Tennis without a net
I just learned about this organization, Project Tennis Backboard, who tweeted about my tennis poem. They raise money to put tennis backboards in communities. On the site, a Stanford University tennis coach says, "It’s almost unbelievable how many players have learned tennis and sharpened their games ‘against the wall’!! I must admit, I think the wall is still undefeated…." Maybe he'll change his mind after he reads the poem!
2016 Howard Nemerov Sonnet Award
I'm thrilled to announce that my sonnet, "Tennis Practice Against the Garage Door," was selected by Rachel Hadas as the winner of the 2016 Howard Nemerov Sonnet Award. The poem will be published in an upcoming issue of Measure.
Thanks to the Powow River Poets for helping workshop the poem, and a belated thank you to my son Ely for all that incessant noise! Congrats also to all the finalists, a fine group of poets.
"...it is not good to eat oatmeal alone"
Yesterday, with the temperature -4 degrees for the first time this winter, I had oatmeal for breakfast. I added maple syrup we'd made this past spring, and dried apples that I'd made this fall from apples from the orchard down the road.
Suddenly, this oatmeal held a short history of the year: of my in-laws who donated sap for the syrup; of sitting out in the driveway for hours with my husband, watching the sap boil and enjoying the first rays of spring sunshine; of the orchard owners whose peach crop had failed due to an unfortunate thaw then freeze, and so whose apples I bought in excess in an effort to help them out. Then, faced with, of course, too many apples, after making jars of applesauce and apple butter, pies, and crisps, in desperation I borrowed a hydrator (from the same kind in-laws) and made dried apples, which now topped this oatmeal.
And then there was the oatmeal itself, which reminded me of the wonderful poem "Oatmeal" by Galway Kinnell, whom I heard read this up at the Frost Place in Franconia, New Hampshire, many years ago.

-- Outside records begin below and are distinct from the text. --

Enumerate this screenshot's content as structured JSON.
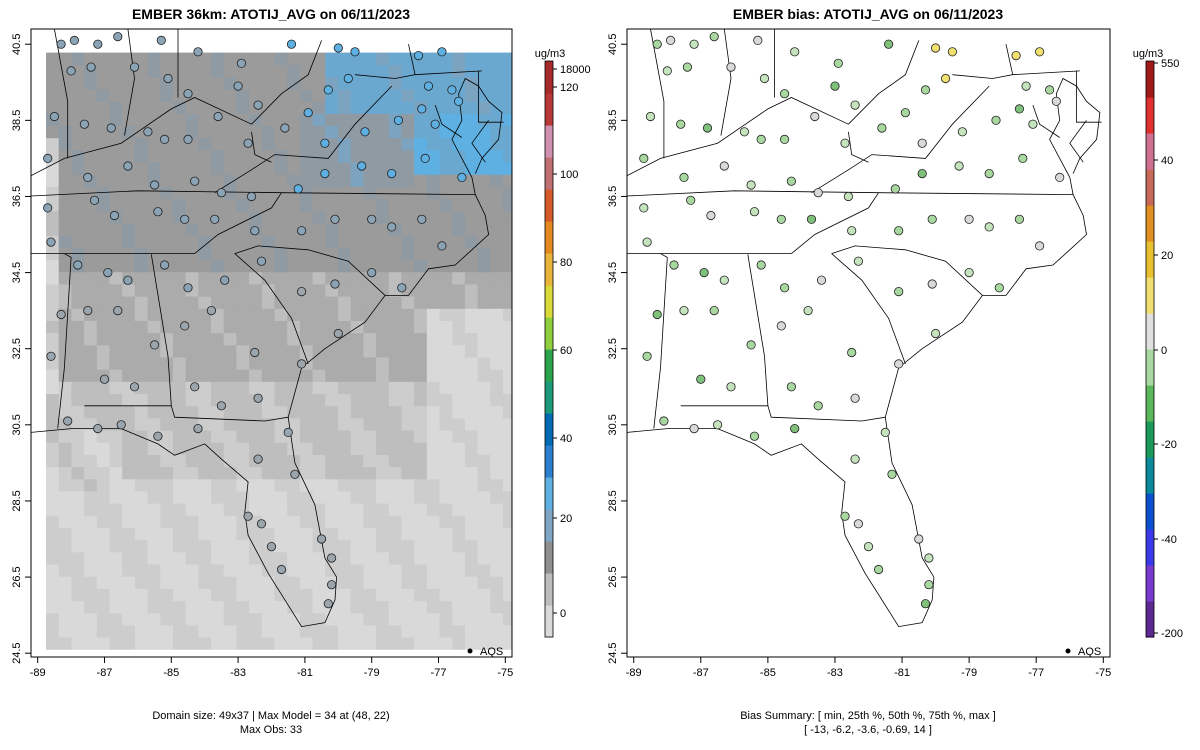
{
  "chart_data": [
    {
      "type": "map",
      "title": "EMBER 36km: ATOTIJ_AVG on 06/11/2023",
      "x_ticks": [
        "-89",
        "-87",
        "-85",
        "-83",
        "-81",
        "-79",
        "-77",
        "-75"
      ],
      "y_ticks": [
        "24.5",
        "26.5",
        "28.5",
        "30.5",
        "32.5",
        "34.5",
        "36.5",
        "38.5",
        "40.5"
      ],
      "xlim": [
        -89.2,
        -74.8
      ],
      "ylim": [
        24.4,
        40.9
      ],
      "colorbar": {
        "unit": "ug/m3",
        "labels": [
          "0",
          "20",
          "40",
          "60",
          "80",
          "100",
          "120",
          "18000"
        ],
        "colors": [
          "#d9d9d9",
          "#bdbdbd",
          "#8f8f8f",
          "#7fa7c5",
          "#5fb0e2",
          "#2b7fcf",
          "#006bb3",
          "#1a9a7a",
          "#2aa34a",
          "#8fcf3f",
          "#d9d93a",
          "#e8b43a",
          "#e48a20",
          "#d45a2a",
          "#c07070",
          "#d090b0",
          "#b83838",
          "#a52a2a"
        ]
      },
      "legend": {
        "label": "AQS",
        "position": "bottom-right"
      },
      "caption_lines": [
        "Domain size: 49x37 | Max Model = 34 at (48, 22)",
        "Max Obs: 33"
      ]
    },
    {
      "type": "map",
      "title": "EMBER bias: ATOTIJ_AVG on 06/11/2023",
      "x_ticks": [
        "-89",
        "-87",
        "-85",
        "-83",
        "-81",
        "-79",
        "-77",
        "-75"
      ],
      "y_ticks": [
        "24.5",
        "26.5",
        "28.5",
        "30.5",
        "32.5",
        "34.5",
        "36.5",
        "38.5",
        "40.5"
      ],
      "xlim": [
        -89.2,
        -74.8
      ],
      "ylim": [
        24.4,
        40.9
      ],
      "colorbar": {
        "unit": "ug/m3",
        "labels": [
          "-200",
          "-40",
          "-20",
          "0",
          "20",
          "40",
          "550"
        ],
        "colors": [
          "#5a2a90",
          "#7a3ad0",
          "#3a3ae8",
          "#0a50d0",
          "#0a8a9a",
          "#1a9a5a",
          "#5ab85a",
          "#a8d8a0",
          "#e0e0e0",
          "#f0e070",
          "#e8c030",
          "#e09020",
          "#c86a5a",
          "#d07090",
          "#e03030",
          "#a01a1a"
        ]
      },
      "legend": {
        "label": "AQS",
        "position": "bottom-right"
      },
      "caption_lines": [
        "Bias Summary: [ min, 25th %, 50th %, 75th %, max ]",
        "[ -13,   -6.2,   -3.6,   -0.69,   14 ]"
      ]
    }
  ]
}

It starts:
I eat oatmeal for breakfast.
I make it on the hot plate and put skimmed milk on it.
I eat it alone.
I am aware it is not good to eat oatmeal alone.
Its consistency is such that is better for your mental health
if somebody eats it with you.
That is why I often think up an imaginary companion to have
breakfast with.
With everything crowded into this bowl of oatmeal, I definitely don't "eat oatmeal alone"!
November quiet
Thanksgiving has come and gone, with lots of great family time. Now it's quiet here again, and I pulled out a poetry book to enjoy in front of the fire, From the Box Marked Some Are Missing (Hobblebush Books, 2010), by Charles Pratt. My family and I used to visit Charles and Joan Pratt's orchard, Apple Annie's, and it became a very special place for us. In the poem "November: Sparing the Old Apples," he describes the old trees in the orchard as "...broken-winged umbrellas/Black sea birds drying angular wings on a rock." The poem ends with him knowing what he should do but can't: "And I put my chainsaw away for another November/As if having endured conveyed some right to endure." There's something both exhausted and strong in that last line that appeals greatly to me.